The vision thing: Holmes said, “It would be difficult to name any articles which afford a finer field for inference than a pair of glasses.” I believe that the Hounds have discussed bootlaces and other articles mentioned by Holmes as clues to their owners, but surely eyeglasses are in a class by themselves in this regard. What would Holmes make of our modern array of tinted lenses, designer frames, blended bifocals, etc.? Would contact lenses put a serious crimp in Holmes’s style?

Holmes is so sharp-eyed that I always think of him as having 20/20 vision, yet he seemed remarkably familiar with the perils of nearsightedness. Even granting that part of Holmes’s genius lies in his ability to see the world through other people’s eyes, is it just possible that Holmes did require glasses, and that Watson, Doyle, and Paget conspired to conceal this fact from the public?

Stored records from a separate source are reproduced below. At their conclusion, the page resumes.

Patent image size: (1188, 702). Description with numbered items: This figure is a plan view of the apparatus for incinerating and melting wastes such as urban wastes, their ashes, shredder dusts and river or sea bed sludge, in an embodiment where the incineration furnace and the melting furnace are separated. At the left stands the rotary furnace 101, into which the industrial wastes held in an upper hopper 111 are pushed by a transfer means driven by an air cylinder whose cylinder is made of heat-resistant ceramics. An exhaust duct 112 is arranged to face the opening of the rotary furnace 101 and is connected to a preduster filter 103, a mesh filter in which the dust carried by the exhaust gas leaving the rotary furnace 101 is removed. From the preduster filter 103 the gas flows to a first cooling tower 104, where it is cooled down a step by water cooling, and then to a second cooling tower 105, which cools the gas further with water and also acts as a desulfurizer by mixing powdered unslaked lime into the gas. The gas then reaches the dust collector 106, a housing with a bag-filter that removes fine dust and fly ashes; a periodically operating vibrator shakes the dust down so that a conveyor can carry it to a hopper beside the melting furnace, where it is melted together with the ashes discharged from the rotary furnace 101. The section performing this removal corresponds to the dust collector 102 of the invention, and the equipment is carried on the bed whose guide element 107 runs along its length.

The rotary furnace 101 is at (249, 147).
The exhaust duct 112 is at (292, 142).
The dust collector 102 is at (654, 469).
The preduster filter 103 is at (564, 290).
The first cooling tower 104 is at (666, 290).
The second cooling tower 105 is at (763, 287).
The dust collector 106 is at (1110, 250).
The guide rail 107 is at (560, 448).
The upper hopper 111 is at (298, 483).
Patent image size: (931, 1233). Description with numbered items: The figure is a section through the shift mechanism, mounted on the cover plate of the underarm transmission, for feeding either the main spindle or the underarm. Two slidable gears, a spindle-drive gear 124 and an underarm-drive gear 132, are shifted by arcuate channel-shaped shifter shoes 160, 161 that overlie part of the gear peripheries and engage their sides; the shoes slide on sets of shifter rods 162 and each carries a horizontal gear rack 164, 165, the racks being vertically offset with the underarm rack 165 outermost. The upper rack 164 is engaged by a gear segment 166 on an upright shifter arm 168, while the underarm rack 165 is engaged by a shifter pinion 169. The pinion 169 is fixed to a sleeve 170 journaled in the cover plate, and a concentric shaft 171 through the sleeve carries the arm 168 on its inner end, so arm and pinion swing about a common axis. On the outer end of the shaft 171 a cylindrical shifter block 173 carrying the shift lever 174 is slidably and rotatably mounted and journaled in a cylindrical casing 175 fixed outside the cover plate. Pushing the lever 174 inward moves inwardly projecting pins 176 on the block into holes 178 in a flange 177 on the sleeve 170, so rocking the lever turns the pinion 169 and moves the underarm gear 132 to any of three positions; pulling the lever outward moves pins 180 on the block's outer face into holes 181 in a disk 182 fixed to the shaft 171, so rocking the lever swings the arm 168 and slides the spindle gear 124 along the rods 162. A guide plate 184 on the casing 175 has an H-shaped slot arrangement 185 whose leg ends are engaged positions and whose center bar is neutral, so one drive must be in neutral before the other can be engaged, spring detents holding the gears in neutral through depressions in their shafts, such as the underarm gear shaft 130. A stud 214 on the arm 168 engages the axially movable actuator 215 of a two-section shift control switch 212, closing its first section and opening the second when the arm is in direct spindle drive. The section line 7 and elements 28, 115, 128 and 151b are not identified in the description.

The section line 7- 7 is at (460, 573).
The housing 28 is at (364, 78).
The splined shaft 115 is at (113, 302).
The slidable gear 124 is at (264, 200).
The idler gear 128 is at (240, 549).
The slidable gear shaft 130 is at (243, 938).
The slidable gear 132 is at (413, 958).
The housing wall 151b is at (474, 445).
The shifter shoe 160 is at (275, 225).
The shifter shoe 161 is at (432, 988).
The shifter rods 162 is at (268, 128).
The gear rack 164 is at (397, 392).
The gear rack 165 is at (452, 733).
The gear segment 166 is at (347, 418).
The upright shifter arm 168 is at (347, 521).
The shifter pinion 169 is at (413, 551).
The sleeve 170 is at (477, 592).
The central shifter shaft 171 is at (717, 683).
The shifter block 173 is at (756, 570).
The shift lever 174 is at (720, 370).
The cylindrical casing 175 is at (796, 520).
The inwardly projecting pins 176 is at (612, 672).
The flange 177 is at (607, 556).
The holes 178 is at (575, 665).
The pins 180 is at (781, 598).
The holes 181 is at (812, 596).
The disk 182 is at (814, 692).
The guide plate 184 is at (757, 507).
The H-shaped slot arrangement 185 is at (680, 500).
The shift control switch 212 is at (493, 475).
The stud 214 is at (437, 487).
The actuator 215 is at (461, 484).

Speaking of shortsighted, Stanley Hopkins mentioned that he “intended to go the round of the London opticians” in order to trace the golden pince-nez. Do you think that Hopkins might have eventually found Anna without Holmes’s help? Would everybody in the story (except for Willoughby Smith, of course, but he was already dead) have been better off if Hopkins had kept Holmes out of the case?

A simple case: Can anyone think of a plausible reason for Holmes to decipher that palimpsest? It does not seem to have been connected with any crime. Was it a hobby of his? Where does a person lay his hands upon a palimpsest? At the palimpsest shop? @Palimpsest.COM?

Why did Anna take the poison before she emerged from her hiding place? Or let me put it this way: Why did she take poison before she knew whether or not anyone was going to take those letters and the diary to the Russian embassy? Wouldn’t it have been more natural for her to want to live until that task had been carried out, or at least until she knew for certain that she had failed?

For that matter, why kill herself at all? And that leads me to another question. Was Anna’s suicide genuine, or was it a fake? Consider Holmes’s ultra-calm attitude towards the case afterward. To hear him discuss his deductions about the pince-nez, you would never imagine that a woman had just taken her own life right in front of him. Is it possible that the entire suicide scene was invented by Watson as part of a scheme to allow Anna to begin her life over again?